Nombre raro Nemesia, ni a ella misma le gustaba. Por las fuerzas del cariño le concedí el apodo de Neme, aunque ella insistía en que la llamara “mamita”, lo que para ella era el reconocimiento más grande que se les otorgaba a las mujeres de la familia, pero que para mí era símbolo de condescendencia, cosa que ella no necesitaba.
Neme era la madre de mi madre, o sea madre por dos. Nunca me llevé bien con el término abuela. Aunque sí con el aroma de sus aliños, que penetraban las carnes de res y de carnero para convertirlos en estofado, del cilantro molido para las menestras de papa y de zapallo. Sin olvidar la divina hierba luisa destilando su perfume desde una olla de agua hirviendo para esparcirlo por toda la casa. Y Neme, una combinación de todo eso …y mucho más. Aroma a sabiduría, a corazón roto, a cuerpo sobreviviente de la enfermedad.

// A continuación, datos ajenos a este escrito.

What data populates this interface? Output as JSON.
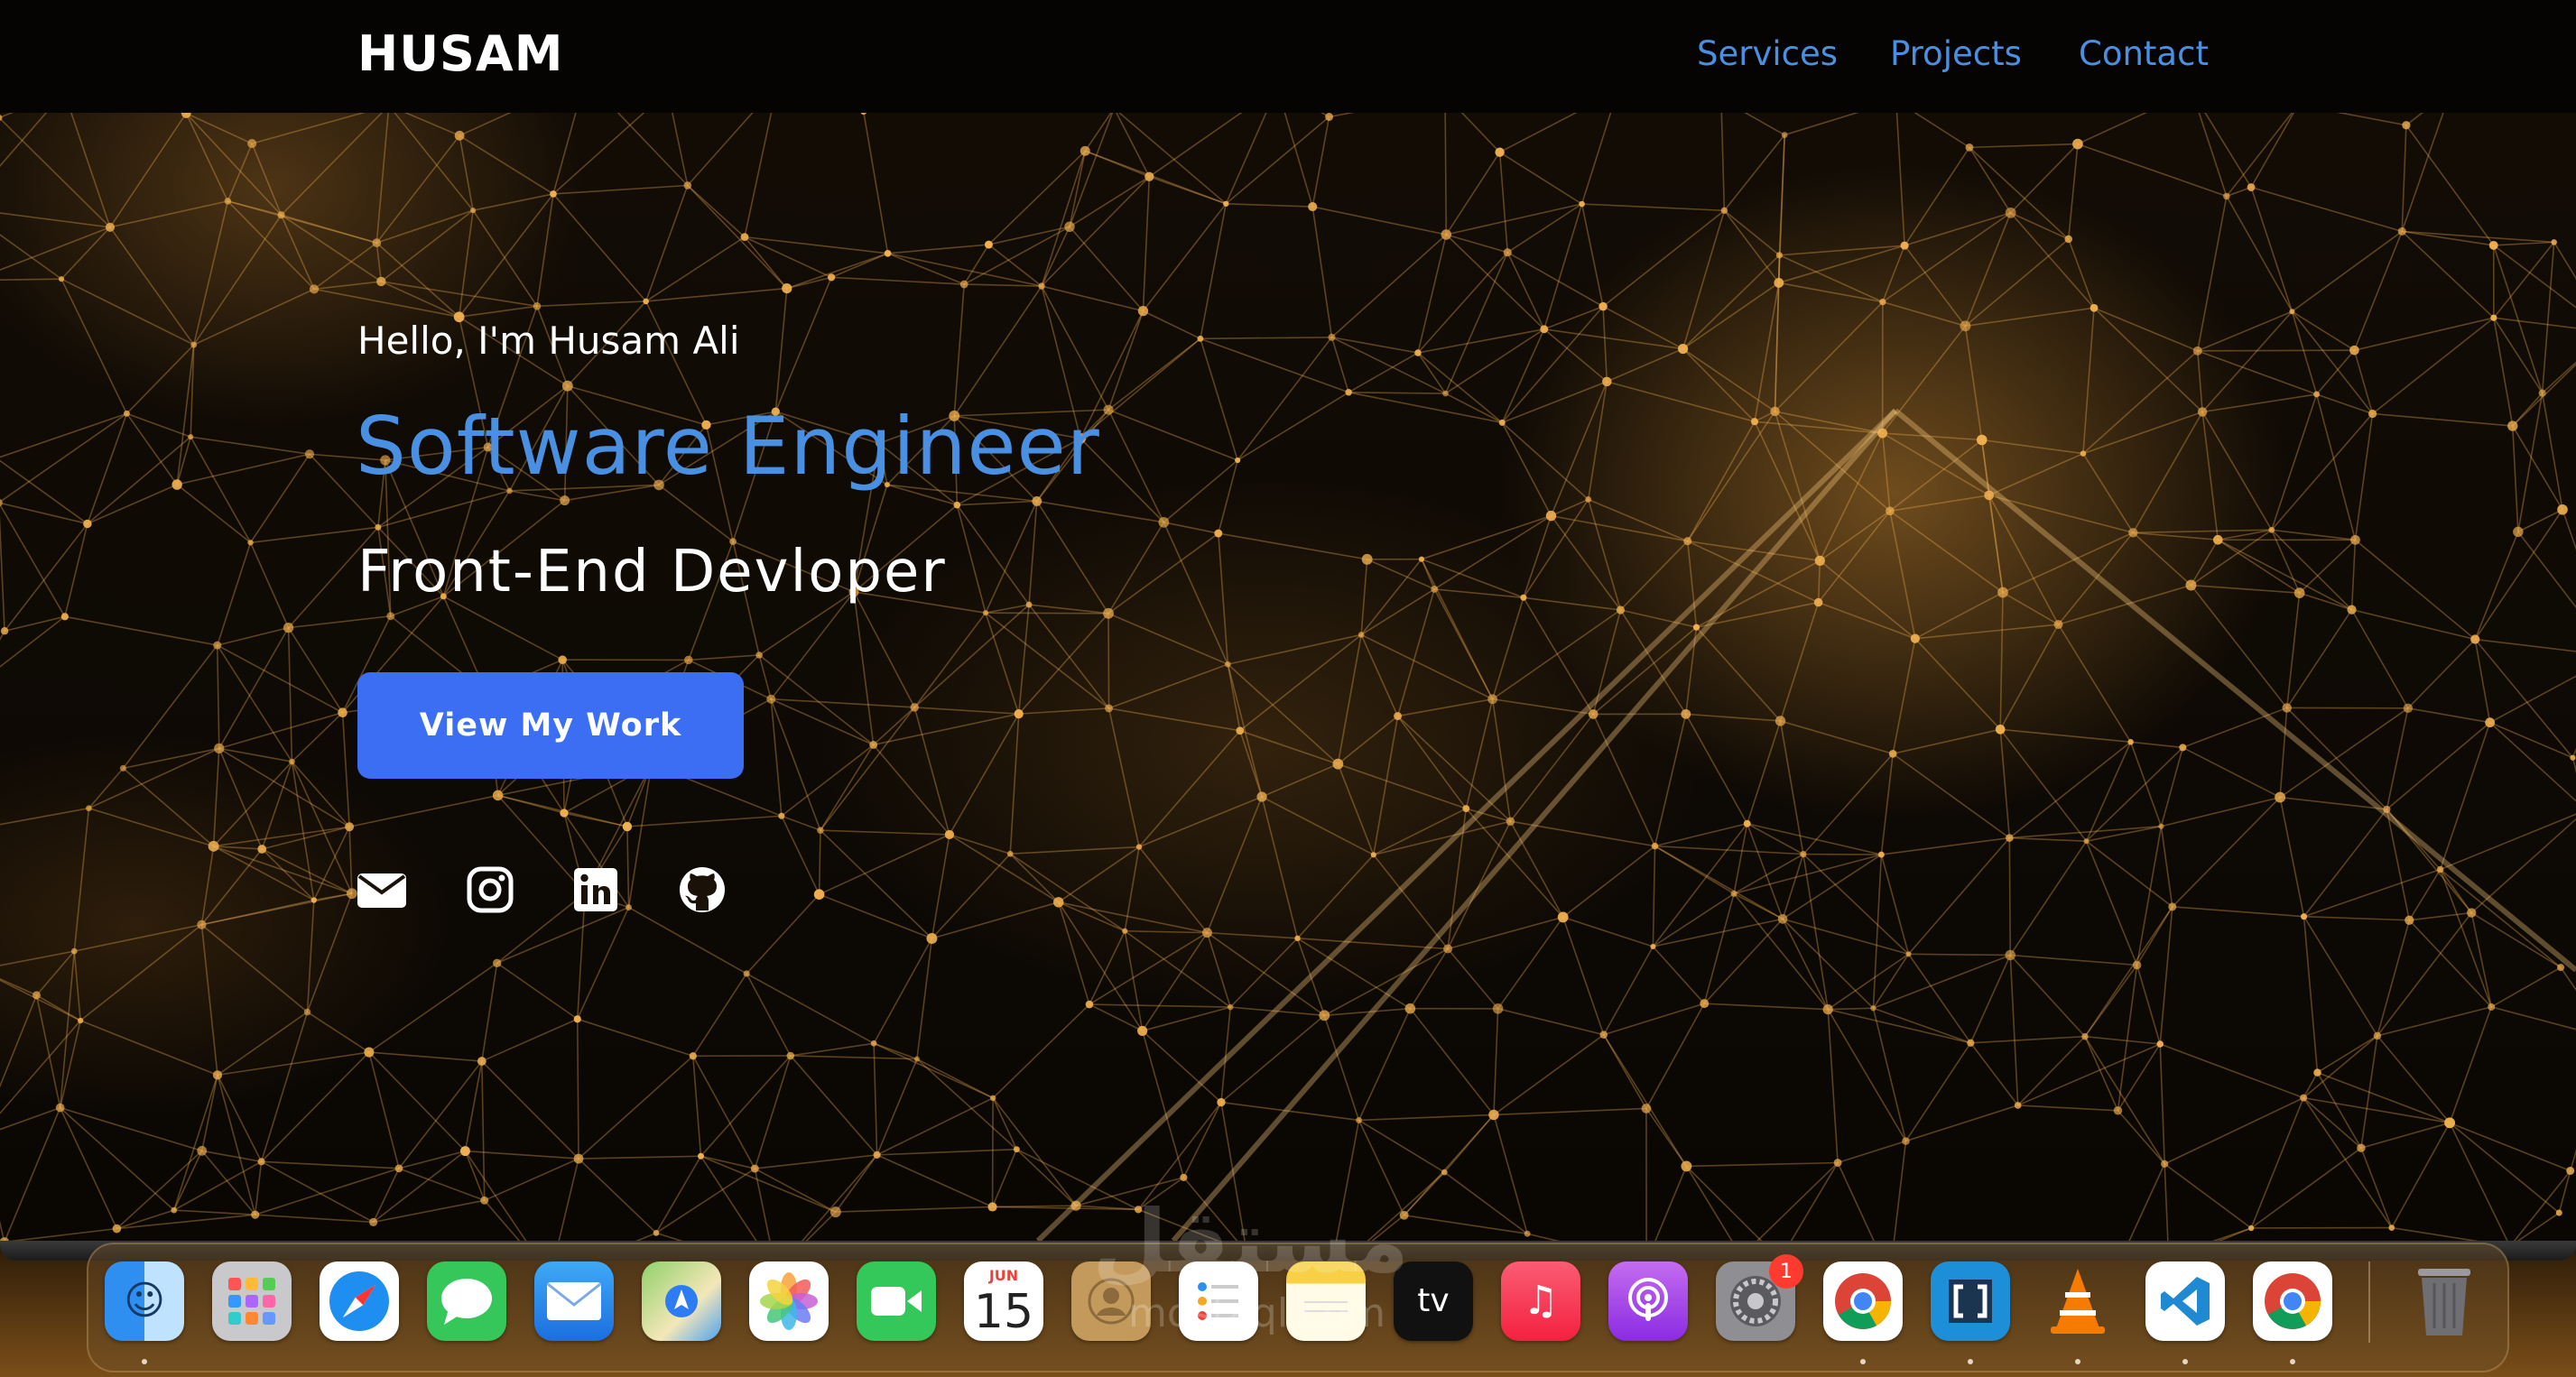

Neme era una cocinera prodigiosa, hija de una generación de mujeres adiestradas desde la niñez en la buena cocina, no estaba familiarizada con el término “quemado”. El pollo siempre le salía dorado, ni blanco ni oscuro, lo mismo con los plátanos fritos que adornaban el plato. Pero tanta ceremonia no era para ella, siempre era la última en comer, en reducida porción y rascando lo que quedaba del arroz. Ese residuo, pegado al fondo de la olla, que ella llamaba con cariño “concolón”, crujiente y salado, cubierto con un aceite brillante, era su manjar preferido. Y nunca utilizaba cubiertos para comerlo. Verla así, sentada en su lugar predilecto de la mesa, con la cabeza gacha, concentrada en el vaivén de su mano que recogía el concolón del plato para llevarlo a su boca, era como encontrarla in fraganti, supeditada a su punto más vulnerable. Aroma a pobreza, que estoy segura ella siempre extrañaba, la que nunca pudo dejar atrás, y que me enseñó a sentirla con nostalgia, aunque tuve la suerte de nunca vivirla, pero que era parte de mí porque siempre sería parte de ella.
Y al final del día, cuando me tocaba darle el beso de buenas noches, todos esos aromas se conjugaban en uno solo para concentrarse en su mejilla. Y ese aroma se quedaba en mis labios, dulce y salado, feliz y triste, aliño, hierba luisa, sabiduría, corazón roto, cuerpo sobreviviente de la enfermedad.
Su último aroma fue el del infarto, dulce y amargo de la mano invisible que levantó el espíritu de su cuerpo cansado y aroma a la última mirada que le concedió al mundo, especialmente a mí, un adiós que se convertirá en hola en ese futuro divino en el que nos reencontraremos. Y en ese momento, cuando sus ojos se cerraron, todos esos aromas de nuevo, aliño, cilantro molido, hierba luisa, sabiduría, corazón roto, cuerpo sobreviviente de la enfermedad. Todos conjugados para mi como cada noche después de su muerte, hasta la eternidad.